Imagine you want to know the depth of liquid in a tank you're filling up - and you've got a noisy depth gauge and a noisy flow-rate meter.

If you merely take the mean of the last 10 depth gauge readings, your smoothed depth reading will always lag behind the true depth, being about 5 readings out-of-date.

By fusing together the noisy depth gauge, and the noisy flow-rate meter, and a model saying how fast depth rises with flow, you can average out the noise without creating the same level of lag.

This is useful in applications like GPS receivers - there's noise so you do need filtering, but for driving through complex junctions, the last thing you want is a 5 second delay!

If you have separate estimates / noisy measurements of the same quantity, and also have some estimate of their variance (e.g. pollsters or weather forecasters with different accuracy track records), you'd probably want a weighted mean (inversely by their variance) rather than a simple mean. If you have a system that runs for some time, you'd usually (but not always) want an average with higher weights placed on the recent past than on the distant past. (The arithmetic mean is the optimal estimate in a model where the true value is unknown but time-constant.)

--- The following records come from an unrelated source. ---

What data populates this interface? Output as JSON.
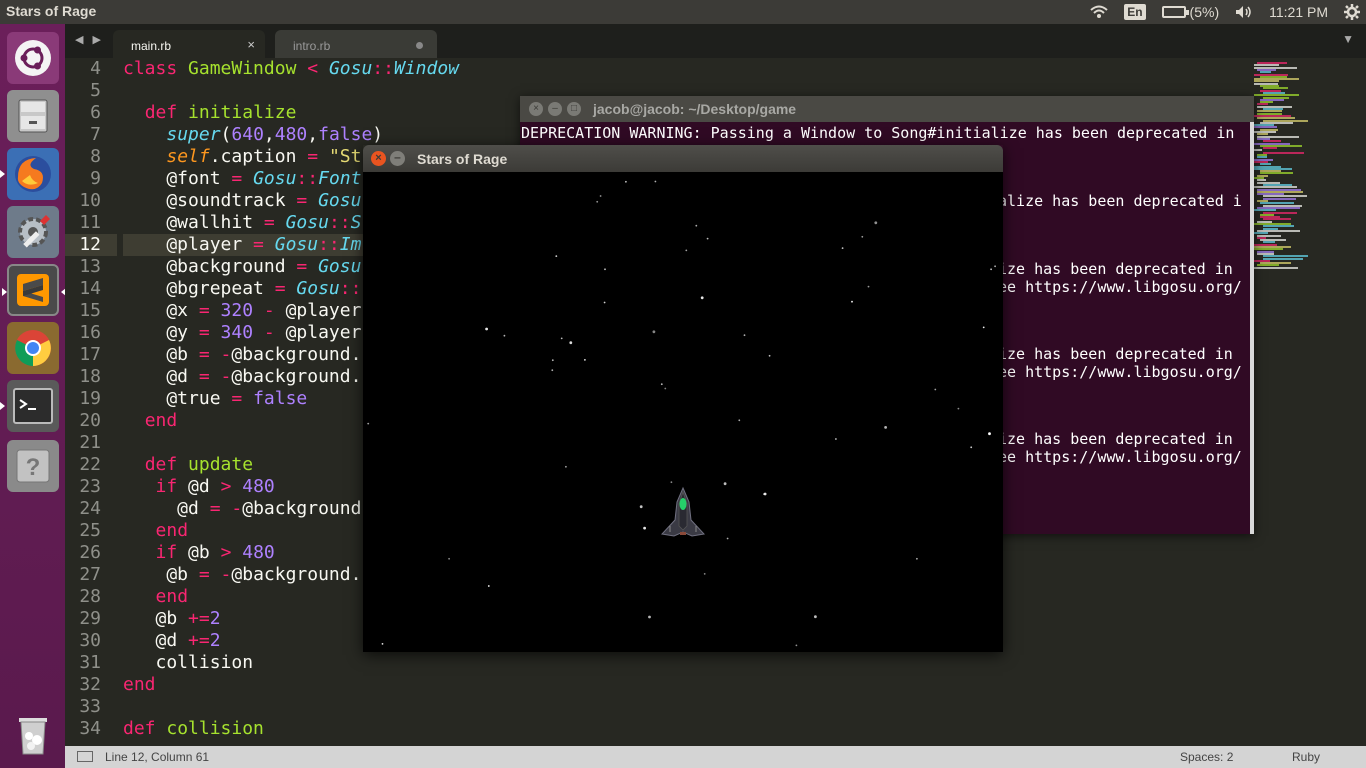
{
  "top_panel": {
    "app_title": "Stars of Rage",
    "keyboard": "En",
    "battery": "(5%)",
    "clock": "11:21 PM",
    "icons": [
      "wifi-icon",
      "keyboard-layout-icon",
      "battery-icon",
      "volume-icon",
      "settings-gear-icon"
    ]
  },
  "launcher": {
    "items": [
      "ubuntu-dash",
      "files",
      "firefox",
      "system-settings",
      "sublime-text",
      "chrome",
      "terminal",
      "help",
      "trash"
    ]
  },
  "editor": {
    "tabs": [
      {
        "label": "main.rb",
        "active": true
      },
      {
        "label": "intro.rb",
        "active": false
      }
    ],
    "gutter": [
      "4",
      "5",
      "6",
      "7",
      "8",
      "9",
      "10",
      "11",
      "12",
      "13",
      "14",
      "15",
      "16",
      "17",
      "18",
      "19",
      "20",
      "21",
      "22",
      "23",
      "24",
      "25",
      "26",
      "27",
      "28",
      "29",
      "30",
      "31",
      "32",
      "33",
      "34"
    ],
    "current_line": "12",
    "status": {
      "position": "Line 12, Column 61",
      "spaces": "Spaces: 2",
      "syntax": "Ruby"
    }
  },
  "terminal": {
    "title": "jacob@jacob: ~/Desktop/game",
    "lines": [
      "DEPRECATION WARNING: Passing a Window to Song#initialize has been deprecated in",
      "alize has been deprecated i",
      "ize has been deprecated in",
      "ee https://www.libgosu.org/",
      "ize has been deprecated in",
      "ee https://www.libgosu.org/",
      "ize has been deprecated in",
      "ee https://www.libgosu.org/"
    ]
  },
  "game": {
    "title": "Stars of Rage",
    "close_glyph": "×",
    "min_glyph": "–"
  },
  "colors": {
    "keyword": "#f92672",
    "function": "#a6e22e",
    "class": "#66d9ef",
    "number": "#ae81ff",
    "string": "#e6db74",
    "terminal_bg": "#300a24",
    "launcher_bg": "#6b1f5a"
  }
}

The Kalman filter is "just" a recipe to calculate the weights for optimal estimation, given different model assumptions. The difficult part is not applying the formulas, but mostly in coming up with a good model of the movements of the things you want to measure/estimate.

At a high level, the Kalman filter offers two advantages over a simple arithmetic mean (which correspond to its two steps, update and observe):

* The Kalman filter can account for changes in state. This is useful the value you're measuring is changing over time (e.g. the position of a moving vehicle, or water level in a bucket being filled mentioned in another comment). The type of variation that can be handled by the Kalman filter will depend on what assumptions you make - how you configure it, if you like. Often you would account for velocity, but you can go a step further and account for acceleration too. A moving average will always lag behind a bit, even when movement is totally linear and there is no error in the measurement at all.

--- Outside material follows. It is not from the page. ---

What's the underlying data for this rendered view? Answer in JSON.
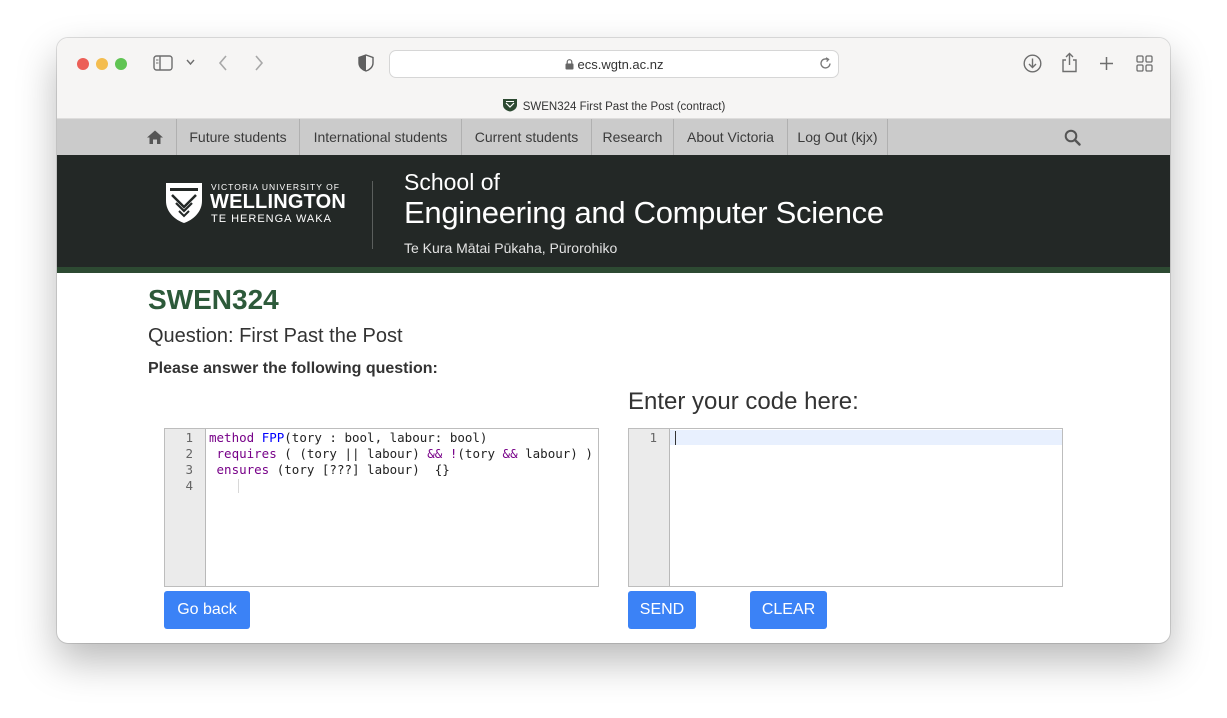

* A Kalman filter effectively gives more weight to recent measurements and less weight to older ones. e.g. a moving average with period 4 will have weights of (..., 0, 0, 0.25, 0.25, 0.25, 0.25), whereas a Kalman filter might effectively have weights of (..., 0.125, 0.25, 0.5). You can even have a continuously-varying time gap between measurements, so if a new measurement comes in then it will update the estimate a lot if the previous measurement was a long time ago, whereas if the previous measurement was extremely recent then it will effectively be averaged with the new one. One downside of this is that if the state changes a lot very suddenly then the Kalman filter will remember the old state, to some extent, whereas a moving average will forget it entirely once it drops out of the window; but this is offset to some extent by the previous point.

If you don't have a model of the various confidences then you'll need to guess them - if you do a really bad job then it might work out worse than a moving average. But if the Kalman filter's working better then you can always make use of the state estimate while ignoring the computed uncertainty.